How Apache Spark Is Transforming Big Data Processing, Development - Page 2

Spark can replace the Hadoop MapReduce computation framework and many Hadoop vendors and users are replacing MapReduce with Spark.

However, there also is the Hadoop ecosystem as a whole, which includes the HDFS storage system and NoSQL key value stores like HBase. Yet, Spark doesn’t do storage. It only works with the existing storage system.

“You run it alongside that storage stack,” said Zaharia. “So it basically can replace the computing part of MapReduce, but it can run with all the other parts. You can run it alongside MapReduce as well if you’re transitioning. It’s not so much competing with Hadoop as a whole as much as it competes with the engine part.”

But how is a big data technology so transforming that it’s like the first time you picked up an iPhone?

Zaharia notes that there are a couple of things that stand out.

“One of the things is it improved on what was out there in two dimensions at the same time," he said. “So it was both a lot faster—like 10 to 100 times faster—and a lot quicker to program with and easier to use. So you could write 10 times less code. It’s very uncommon that you have something that’s better in both dimensions," he said.

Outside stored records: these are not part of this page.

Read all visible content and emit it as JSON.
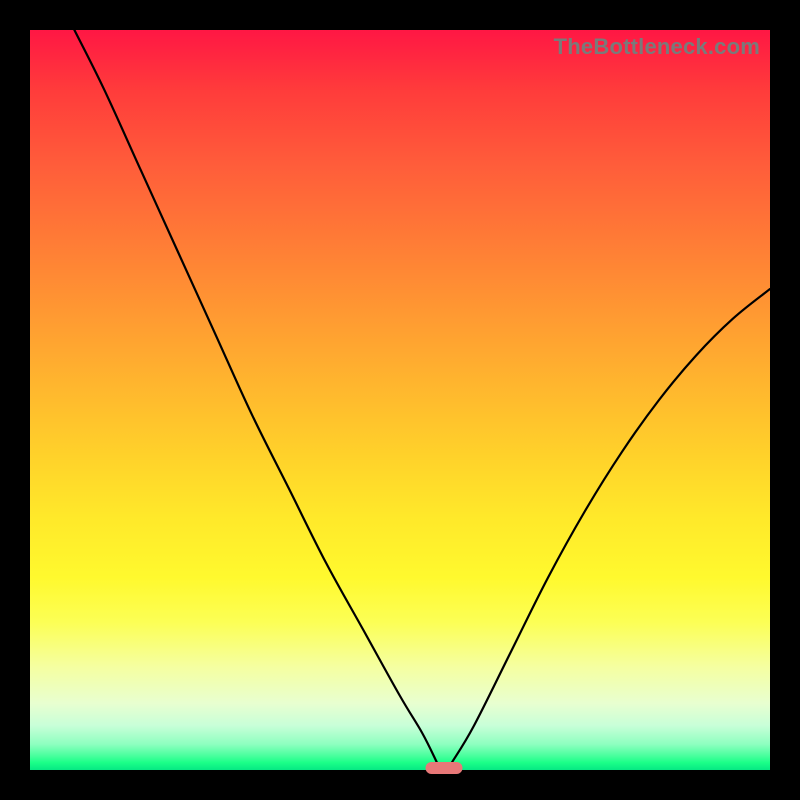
{
  "attribution": "TheBottleneck.com",
  "colors": {
    "marker": "#e87878",
    "curve": "#000000",
    "frame": "#000000"
  },
  "chart_data": {
    "type": "line",
    "title": "",
    "xlabel": "",
    "ylabel": "",
    "xlim": [
      0,
      100
    ],
    "ylim": [
      0,
      100
    ],
    "minimum_marker": {
      "x": 56,
      "y": 0
    },
    "series": [
      {
        "name": "left-branch",
        "x": [
          6,
          10,
          15,
          20,
          25,
          30,
          35,
          40,
          45,
          50,
          53,
          55
        ],
        "y": [
          100,
          92,
          81,
          70,
          59,
          48,
          38,
          28,
          19,
          10,
          5,
          1
        ]
      },
      {
        "name": "right-branch",
        "x": [
          57,
          60,
          65,
          70,
          75,
          80,
          85,
          90,
          95,
          100
        ],
        "y": [
          1,
          6,
          16,
          26,
          35,
          43,
          50,
          56,
          61,
          65
        ]
      }
    ],
    "annotations": [
      {
        "text": "TheBottleneck.com",
        "position": "top-right"
      }
    ]
  }
}
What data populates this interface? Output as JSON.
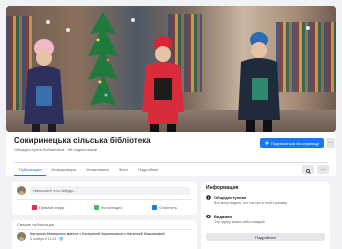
{
  "page": {
    "name": "Сокиринецька сільська бібліотека",
    "subtitle": "Общедоступна библиотека · 96 подписчиков",
    "follow_button_label": "Подписаться на страницу",
    "more_label": "···"
  },
  "tabs": [
    {
      "label": "Публикации",
      "active": true
    },
    {
      "label": "Информация",
      "active": false
    },
    {
      "label": "Упоминания",
      "active": false
    },
    {
      "label": "Фото",
      "active": false
    },
    {
      "label": "Подробнее",
      "active": false
    }
  ],
  "tabs_more_label": "···",
  "composer": {
    "placeholder": "Напишите что-нибудь...",
    "actions": [
      {
        "label": "Прямой эфир",
        "color": "#f02849"
      },
      {
        "label": "Фото/видео",
        "color": "#45bd62"
      },
      {
        "label": "Отметить",
        "color": "#1877f2"
      }
    ]
  },
  "post": {
    "header": "Свежие публикации",
    "text": "Катерина Мисюренко вместе с Катериной Чернишовою и Натальей Максимовой",
    "meta": "3 ноября в 11:24 · 🌐"
  },
  "info": {
    "title": "Информация",
    "rows": [
      {
        "icon": "info-icon",
        "strong": "Общедоступная",
        "small": "Все могут видеть, кто состоит в этой странице"
      },
      {
        "icon": "eye-icon",
        "strong": "Видимая",
        "small": "Эту группу может найти каждый"
      }
    ],
    "button_label": "Подробнее"
  },
  "colors": {
    "accent": "#1877f2",
    "background": "#f0f2f5"
  }
}
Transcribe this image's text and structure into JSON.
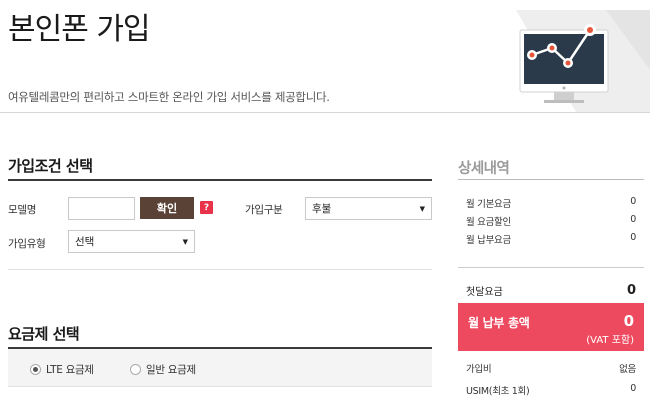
{
  "header": {
    "title": "본인폰 가입",
    "description": "여유텔레콤만의 편리하고 스마트한 온라인 가입 서비스를 제공합니다."
  },
  "colors": {
    "accent_brown": "#5b4236",
    "accent_red": "#ee4a5f",
    "help_red": "#e8334a",
    "monitor_dark": "#2a3a4a",
    "chart_node": "#e8553a"
  },
  "conditions": {
    "title": "가입조건 선택",
    "model_label": "모델명",
    "model_value": "",
    "confirm_label": "확인",
    "help_label": "?",
    "join_type_label": "가입구분",
    "join_type_value": "후불",
    "join_kind_label": "가입유형",
    "join_kind_value": "선택"
  },
  "plans": {
    "title": "요금제 선택",
    "options": [
      {
        "label": "LTE 요금제",
        "selected": true
      },
      {
        "label": "일반 요금제",
        "selected": false
      }
    ]
  },
  "summary": {
    "title": "상세내역",
    "rows": [
      {
        "label": "월 기본요금",
        "value": "0"
      },
      {
        "label": "월 요금할인",
        "value": "0"
      },
      {
        "label": "월 납부요금",
        "value": "0"
      }
    ],
    "first_fee_label": "첫달요금",
    "first_fee_value": "0",
    "total_label": "월 납부 총액",
    "total_value": "0",
    "total_vat": "(VAT 포함)",
    "extra_rows": [
      {
        "label": "가입비",
        "value": "없음"
      },
      {
        "label": "USIM(최초 1회)",
        "value": "0"
      }
    ]
  }
}
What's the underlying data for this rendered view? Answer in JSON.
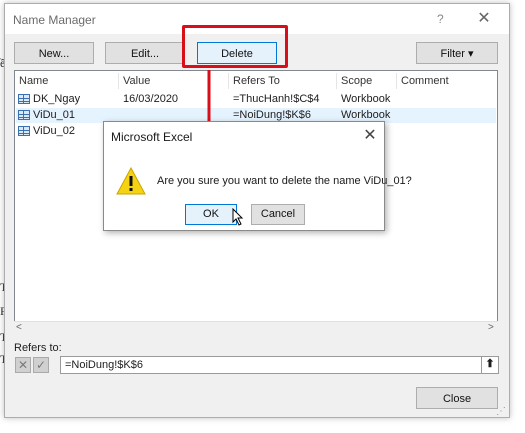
{
  "background_fragments": [
    "ề",
    "Ta",
    "Pl",
    "Ti",
    "Ti"
  ],
  "window": {
    "title": "Name Manager",
    "help_label": "?",
    "close_glyph": "✕"
  },
  "toolbar": {
    "new_label": "New...",
    "edit_label": "Edit...",
    "delete_label": "Delete",
    "filter_label": "Filter ▾"
  },
  "list": {
    "columns": [
      "Name",
      "Value",
      "Refers To",
      "Scope",
      "Comment"
    ],
    "rows": [
      {
        "name": "DK_Ngay",
        "value": "16/03/2020",
        "refers_to": "=ThucHanh!$C$4",
        "scope": "Workbook",
        "comment": ""
      },
      {
        "name": "ViDu_01",
        "value": "",
        "refers_to": "=NoiDung!$K$6",
        "scope": "Workbook",
        "comment": ""
      },
      {
        "name": "ViDu_02",
        "value": "",
        "refers_to": "",
        "scope": "",
        "comment": ""
      }
    ],
    "scroll_left_glyph": "<",
    "scroll_right_glyph": ">"
  },
  "refers": {
    "label": "Refers to:",
    "value": "=NoiDung!$K$6",
    "collapse_glyph": "⬆"
  },
  "close_button_label": "Close",
  "dialog": {
    "title": "Microsoft Excel",
    "close_glyph": "✕",
    "message": "Are you sure you want to delete the name ViDu_01?",
    "ok_label": "OK",
    "cancel_label": "Cancel"
  },
  "colors": {
    "highlight": "#d80e1b",
    "arrow": "#d80e1b",
    "warning": "#f5d312",
    "selected_row": "#e5f3ff",
    "focus_border": "#0078d7"
  }
}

Another reason for the iPhone analogy is that in the Hadoop world, there are many separate tools for each type of processing, which can be a hindrance.

“Like if you wanted to do graph processing there’s one tool, if you want to do streams there’s another one,” Zaharia said. “You have to learn and use each one. It’s similar to how before smartphones you had to have many specialized devices. Some people still have a device for recording, and people had devices like a camera and a music player and so on. Yet you could replace these with a single device that had the right sensors and the right software to do all these things," Zaharia explained.

Spark for the enterprise

Interestingly enough, Zaharia and his UC Berkeley doctoral adviser, Ion Stoica, saw a business opportunity in Spark and founded Databricks to continue to enhance Apache Spark and to simplify big data processing.

In early August, Databricks introduced version 2.0 of its eponymously named platform, which adds new enterprise features to securely manage data access for large teams while streamlining Spark application development and deployment. Databricks 2.0 provides new capabilities for Spark, including access control, R language support, the ability to run multiple Spark versions in production environments and notebook versioning.

Access control improves security and manageability for large teams with diverse roles and responsibilities. R language support enables a new category of users to take advantage of Apache Spark, as users can explore large-scale data volumes with R, including one-click visualizations and instant deployment of R code into production.

“The integration of R enables even more non-expert programmers to use Spark and run stuff on clusters,” Zaharia said.